I have some ideas in proving part (a).The first idea:
For all $\delta\in (0,1)$, $$\frac{u(\delta,0)-u(-\delta,0)}{2\delta}=\frac{\int_{D_1\Delta D_2}u}{2\delta(1-\delta)^2 \pi}$$,where $D_1$,$D_2$ are the disc of radius $1-\delta$ centred at $(-\delta,0)$ and $(\delta,0)$ respectively.If I can show $\frac{\sqrt{m(D_1\Delta D_2)}}{\delta}=O(1)$then I can prove part (a).However,it turns out that the value is quite hard to calculate and it seems that it does not provide a nice value for part (b) so I think my idea is wrong.
I have a second idea: Let $v$ be the harmonic conjugate of $u$ which vanishes at origin.Let $f=u+iv$.Then by Cauchy integral formula,$$f'(0)=\frac{1}{2\pi i}\int_{C_r}\frac{f(w)}{(w-0)^2} dw=\frac{1}{2\pi}\int_0^{2\pi} f(re^{i \theta})(re^{i \theta})^{-1} d \theta.$$So we get $$f'(0)=\frac{1}{\pi}\int_{\mathbb{D}}\frac{f(z)}{z} dA.$$Hence,$$\frac{1}{\pi}\int_D \frac{ux+vy}{x^2+y^2}dxdy=\frac{\partial u}{\partial x}(0,0)$$.If I can bound the integral involving $v$ by the norm of $u$,then we are done.
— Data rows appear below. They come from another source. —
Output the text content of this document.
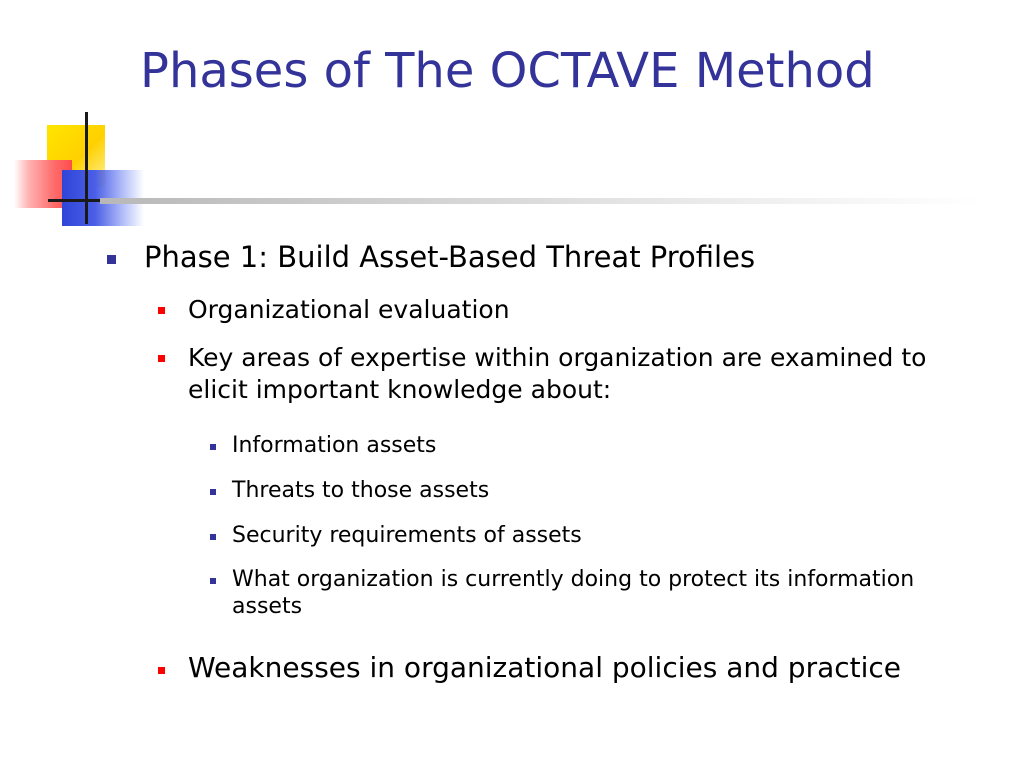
Phases of The OCTAVE Method
Phase 1: Build Asset-Based Threat Profiles
Organizational evaluation
Key areas of expertise within organization are examined to elicit important knowledge about:
Information assets
Threats to those assets
Security requirements of assets
What organization is currently doing to protect its information assets
Weaknesses in organizational policies and practice
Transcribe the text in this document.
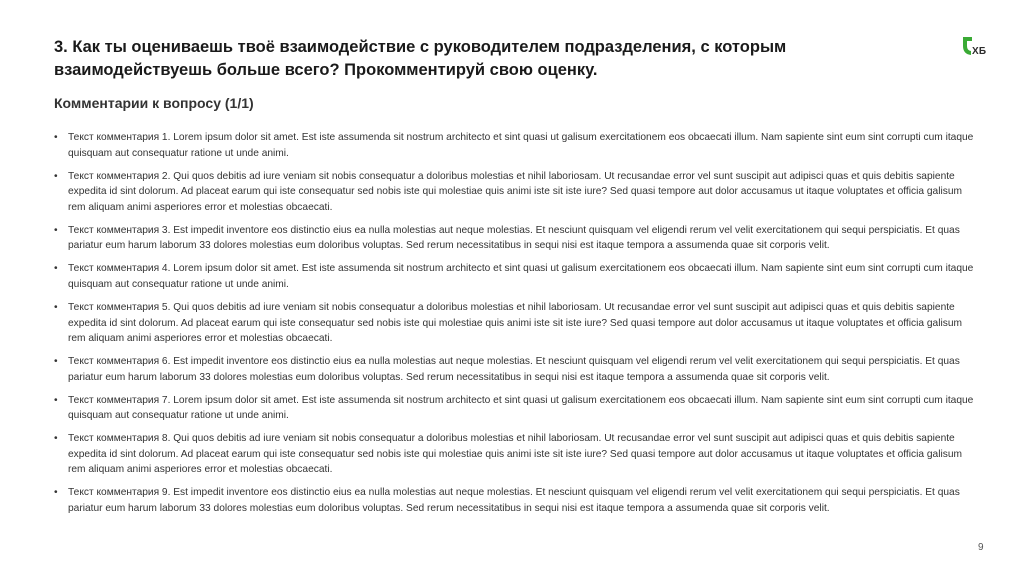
3. Как ты оцениваешь твоё взаимодействие с руководителем подразделения, с которым взаимодействуешь больше всего? Прокомментируй свою оценку.
ХБ
Комментарии к вопросу (1/1)
•	Текст комментария 1. Lorem ipsum dolor sit amet. Est iste assumenda sit nostrum architecto et sint quasi ut galisum exercitationem eos obcaecati illum. Nam sapiente sint eum sint corrupti cum itaque quisquam aut consequatur ratione ut unde animi.
•	Текст комментария 2. Qui quos debitis ad iure veniam sit nobis consequatur a doloribus molestias et nihil laboriosam. Ut recusandae error vel sunt suscipit aut adipisci quas et quis debitis sapiente expedita id sint dolorum. Ad placeat earum qui iste consequatur sed nobis iste qui molestiae quis animi iste sit iste iure? Sed quasi tempore aut dolor accusamus ut itaque voluptates et officia galisum rem aliquam animi asperiores error et molestias obcaecati.
•	Текст комментария 3. Est impedit inventore eos distinctio eius ea nulla molestias aut neque molestias. Et nesciunt quisquam vel eligendi rerum vel velit exercitationem qui sequi perspiciatis. Et quas pariatur eum harum laborum 33 dolores molestias eum doloribus voluptas. Sed rerum necessitatibus in sequi nisi est itaque tempora a assumenda quae sit corporis velit.
•	Текст комментария 4. Lorem ipsum dolor sit amet. Est iste assumenda sit nostrum architecto et sint quasi ut galisum exercitationem eos obcaecati illum. Nam sapiente sint eum sint corrupti cum itaque quisquam aut consequatur ratione ut unde animi.
•	Текст комментария 5. Qui quos debitis ad iure veniam sit nobis consequatur a doloribus molestias et nihil laboriosam. Ut recusandae error vel sunt suscipit aut adipisci quas et quis debitis sapiente expedita id sint dolorum. Ad placeat earum qui iste consequatur sed nobis iste qui molestiae quis animi iste sit iste iure? Sed quasi tempore aut dolor accusamus ut itaque voluptates et officia galisum rem aliquam animi asperiores error et molestias obcaecati.
•	Текст комментария 6. Est impedit inventore eos distinctio eius ea nulla molestias aut neque molestias. Et nesciunt quisquam vel eligendi rerum vel velit exercitationem qui sequi perspiciatis. Et quas pariatur eum harum laborum 33 dolores molestias eum doloribus voluptas. Sed rerum necessitatibus in sequi nisi est itaque tempora a assumenda quae sit corporis velit.
•	Текст комментария 7. Lorem ipsum dolor sit amet. Est iste assumenda sit nostrum architecto et sint quasi ut galisum exercitationem eos obcaecati illum. Nam sapiente sint eum sint corrupti cum itaque quisquam aut consequatur ratione ut unde animi.
•	Текст комментария 8. Qui quos debitis ad iure veniam sit nobis consequatur a doloribus molestias et nihil laboriosam. Ut recusandae error vel sunt suscipit aut adipisci quas et quis debitis sapiente expedita id sint dolorum. Ad placeat earum qui iste consequatur sed nobis iste qui molestiae quis animi iste sit iste iure? Sed quasi tempore aut dolor accusamus ut itaque voluptates et officia galisum rem aliquam animi asperiores error et molestias obcaecati.
•	Текст комментария 9. Est impedit inventore eos distinctio eius ea nulla molestias aut neque molestias. Et nesciunt quisquam vel eligendi rerum vel velit exercitationem qui sequi perspiciatis. Et quas pariatur eum harum laborum 33 dolores molestias eum doloribus voluptas. Sed rerum necessitatibus in sequi nisi est itaque tempora a assumenda quae sit corporis velit.
9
However,I don't have a way to bound $v$ at this moment.
Can anyone give me some hints on this problem? I greatly appreciate it.
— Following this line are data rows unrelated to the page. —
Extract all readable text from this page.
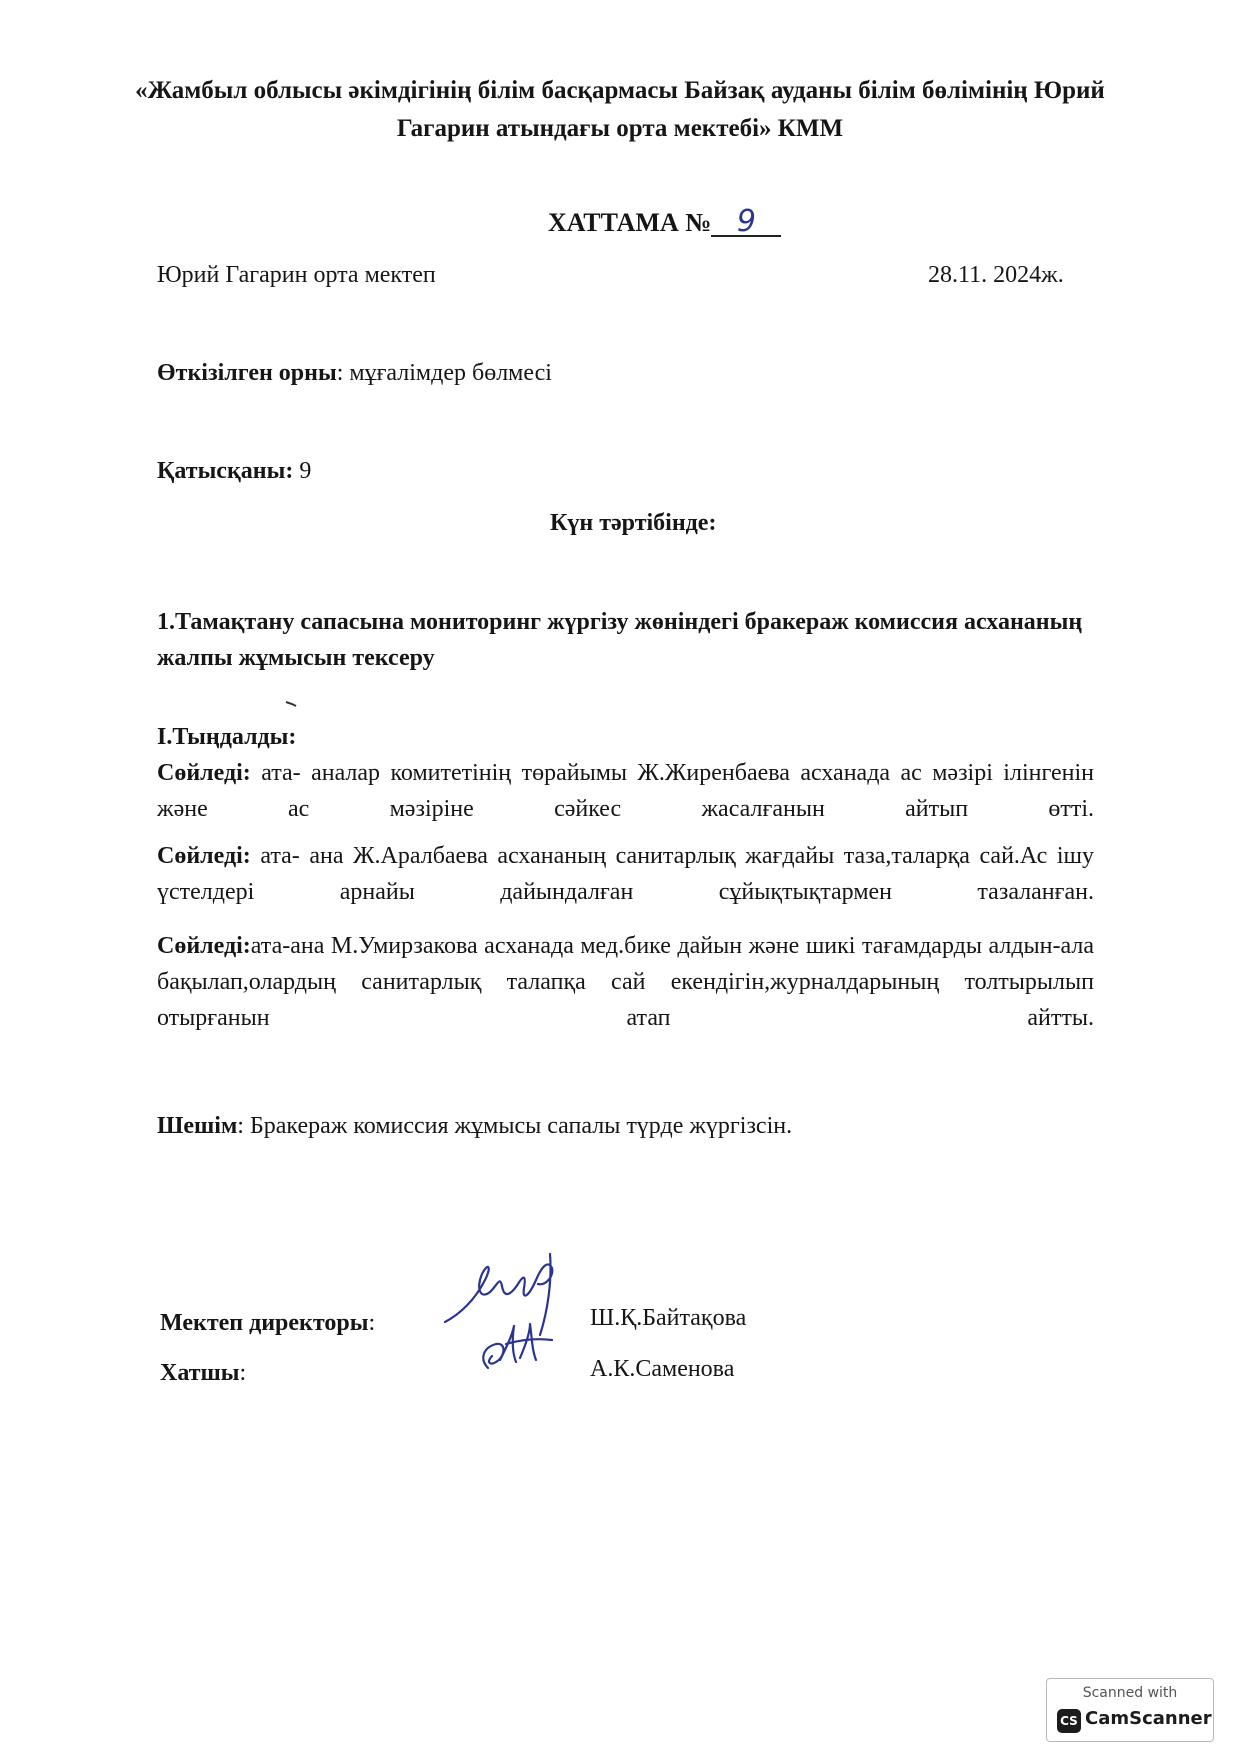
«Жамбыл облысы әкімдігінің білім басқармасы Байзақ ауданы білім бөлімінің Юрий Гагарин атындағы орта мектебі» КММ
ХАТТАМА № 9
Юрий Гагарин орта мектеп	28.11. 2024ж.
Өткізілген орны: мұғалімдер бөлмесі
Қатысқаны: 9
Күн тәртібінде:
1.Тамақтану сапасына мониторинг жүргізу жөніндегі бракераж комиссия асхананың жалпы жұмысын тексеру
І.Тыңдалды:
Сөйледі: ата- аналар комитетінің төрайымы Ж.Жиренбаева асханада ас мәзірі ілінгенін және ас мәзіріне сәйкес жасалғанын айтып өтті.
Сөйледі: ата- ана Ж.Аралбаева асхананың санитарлық жағдайы таза,таларқа сай.Ас ішу үстелдері арнайы дайындалған сұйықтықтармен тазаланған.
Сөйледі:ата-ана М.Умирзакова асханада мед.бике дайын және шикі тағамдарды алдын-ала бақылап,олардың санитарлық талапқа сай екендігін,журналдарының толтырылып отырғанын атап айтты.
Шешім: Бракераж комиссия жұмысы сапалы түрде жүргізсін.
Мектеп директоры:	Ш.Қ.Байтақова
Хатшы:	А.К.Саменова
Scanned with
CS CamScanner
The second idea is better, but instead of Cauchy integral formula you should have used the power series representation for $f$. Both the norm and the functional can be expressed in terms of the Taylor coefficients, reducing the problem to elementary inequalities for complex numbers.
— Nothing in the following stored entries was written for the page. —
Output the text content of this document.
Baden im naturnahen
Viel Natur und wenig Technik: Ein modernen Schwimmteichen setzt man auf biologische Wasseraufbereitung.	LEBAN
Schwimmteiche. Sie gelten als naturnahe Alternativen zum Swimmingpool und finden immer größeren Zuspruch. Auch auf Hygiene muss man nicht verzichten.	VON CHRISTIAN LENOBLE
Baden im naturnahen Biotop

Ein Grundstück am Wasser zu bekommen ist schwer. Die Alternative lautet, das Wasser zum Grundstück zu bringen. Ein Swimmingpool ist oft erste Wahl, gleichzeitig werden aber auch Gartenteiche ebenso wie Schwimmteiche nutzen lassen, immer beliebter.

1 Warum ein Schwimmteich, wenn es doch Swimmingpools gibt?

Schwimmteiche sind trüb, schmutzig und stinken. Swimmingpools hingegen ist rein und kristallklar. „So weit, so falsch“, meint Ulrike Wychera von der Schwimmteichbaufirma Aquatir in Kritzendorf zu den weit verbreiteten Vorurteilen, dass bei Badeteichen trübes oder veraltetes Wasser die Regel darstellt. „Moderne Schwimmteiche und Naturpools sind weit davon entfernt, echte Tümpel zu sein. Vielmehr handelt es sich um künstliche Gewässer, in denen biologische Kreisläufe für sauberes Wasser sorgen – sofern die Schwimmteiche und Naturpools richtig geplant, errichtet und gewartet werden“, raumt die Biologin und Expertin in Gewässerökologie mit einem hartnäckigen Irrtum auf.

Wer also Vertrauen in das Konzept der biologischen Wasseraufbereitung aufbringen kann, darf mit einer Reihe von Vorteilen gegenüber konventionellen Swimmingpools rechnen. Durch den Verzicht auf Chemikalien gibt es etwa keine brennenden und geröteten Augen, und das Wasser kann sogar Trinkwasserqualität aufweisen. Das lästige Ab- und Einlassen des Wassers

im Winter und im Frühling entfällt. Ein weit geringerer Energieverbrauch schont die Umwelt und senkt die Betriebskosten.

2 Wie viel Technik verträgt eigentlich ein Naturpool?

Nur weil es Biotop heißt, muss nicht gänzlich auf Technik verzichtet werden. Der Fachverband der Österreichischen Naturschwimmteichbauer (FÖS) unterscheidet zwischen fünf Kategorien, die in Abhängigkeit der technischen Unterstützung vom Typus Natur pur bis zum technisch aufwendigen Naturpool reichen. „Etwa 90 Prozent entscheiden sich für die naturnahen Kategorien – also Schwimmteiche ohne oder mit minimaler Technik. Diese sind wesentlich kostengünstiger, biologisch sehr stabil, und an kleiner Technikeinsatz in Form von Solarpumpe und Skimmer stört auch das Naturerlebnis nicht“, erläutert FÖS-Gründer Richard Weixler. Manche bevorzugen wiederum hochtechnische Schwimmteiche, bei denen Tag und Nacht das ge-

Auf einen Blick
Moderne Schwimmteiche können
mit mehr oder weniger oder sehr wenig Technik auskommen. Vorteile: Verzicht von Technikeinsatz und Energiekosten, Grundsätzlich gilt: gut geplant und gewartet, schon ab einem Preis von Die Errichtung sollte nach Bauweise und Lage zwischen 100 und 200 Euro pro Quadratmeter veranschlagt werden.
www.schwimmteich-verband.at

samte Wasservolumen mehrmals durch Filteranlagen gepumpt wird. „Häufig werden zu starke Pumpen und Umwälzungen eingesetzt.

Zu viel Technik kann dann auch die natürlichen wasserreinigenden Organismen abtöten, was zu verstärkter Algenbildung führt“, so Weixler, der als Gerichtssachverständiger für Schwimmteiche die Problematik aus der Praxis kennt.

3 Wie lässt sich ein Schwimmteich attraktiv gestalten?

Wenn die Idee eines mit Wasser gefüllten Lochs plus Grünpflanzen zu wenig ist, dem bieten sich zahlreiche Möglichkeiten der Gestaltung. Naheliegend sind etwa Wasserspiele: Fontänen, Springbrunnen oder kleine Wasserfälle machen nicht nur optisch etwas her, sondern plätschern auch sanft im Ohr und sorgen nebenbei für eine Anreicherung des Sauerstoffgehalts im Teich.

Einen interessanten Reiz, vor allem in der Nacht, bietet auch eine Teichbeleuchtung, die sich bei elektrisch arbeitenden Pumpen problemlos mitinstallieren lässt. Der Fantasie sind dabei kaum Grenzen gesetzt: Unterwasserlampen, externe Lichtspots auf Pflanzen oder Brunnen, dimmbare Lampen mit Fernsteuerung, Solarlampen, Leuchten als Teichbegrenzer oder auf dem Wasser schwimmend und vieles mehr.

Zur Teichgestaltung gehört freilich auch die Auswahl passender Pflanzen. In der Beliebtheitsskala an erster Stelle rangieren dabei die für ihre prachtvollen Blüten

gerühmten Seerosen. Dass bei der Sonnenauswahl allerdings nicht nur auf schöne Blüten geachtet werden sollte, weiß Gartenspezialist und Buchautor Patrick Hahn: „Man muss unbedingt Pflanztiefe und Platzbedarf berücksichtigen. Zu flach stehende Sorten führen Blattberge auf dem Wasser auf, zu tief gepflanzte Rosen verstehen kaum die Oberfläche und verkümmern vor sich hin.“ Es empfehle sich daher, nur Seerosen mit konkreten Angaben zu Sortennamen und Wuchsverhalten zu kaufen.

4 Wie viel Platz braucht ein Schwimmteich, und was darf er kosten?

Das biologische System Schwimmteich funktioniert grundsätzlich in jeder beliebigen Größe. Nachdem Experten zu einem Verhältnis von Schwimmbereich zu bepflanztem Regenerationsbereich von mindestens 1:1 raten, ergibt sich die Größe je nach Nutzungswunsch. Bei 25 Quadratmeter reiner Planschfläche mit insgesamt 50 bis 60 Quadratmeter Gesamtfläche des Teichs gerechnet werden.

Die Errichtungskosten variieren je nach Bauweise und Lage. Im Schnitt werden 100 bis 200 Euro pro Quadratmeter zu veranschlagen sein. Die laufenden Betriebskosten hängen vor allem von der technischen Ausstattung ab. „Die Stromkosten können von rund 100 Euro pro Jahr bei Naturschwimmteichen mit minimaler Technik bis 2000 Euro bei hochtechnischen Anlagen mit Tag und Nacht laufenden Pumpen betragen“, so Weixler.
Indeed, in the expansion $$u(z)= \sum_{n=0}^\infty \operatorname{Re}(c_n z^n)$$ the terms in the sum are mutually orthogonal (in $L^2$ sense), which is easy to see by integrating in polar coordinates. It follows that $$\int_{\mathbb D}u^2 = \int_0^1 r\,dr \int_0^{2\pi} u^2\,d\theta = \int_0^1 \left(2\pi (\operatorname{Re} c_0)^2 + \pi \sum_{n=1}^\infty |c_n|^2 r^{2n}\right)r\,dr $$ hence $$\int_{\mathbb D}u^2 = \pi (\operatorname{Re} c_0)^2 + \pi \sum_{n=1}^\infty \frac{|c_n|^2}{2n+2} \tag{1}$$
Since $l(u) = \operatorname{Re} c_1$, it follows that $$(l(u))^2 \le \frac{4}{\pi} \int u^2$$ and this is sharp (attained by $u(x,y)=x$).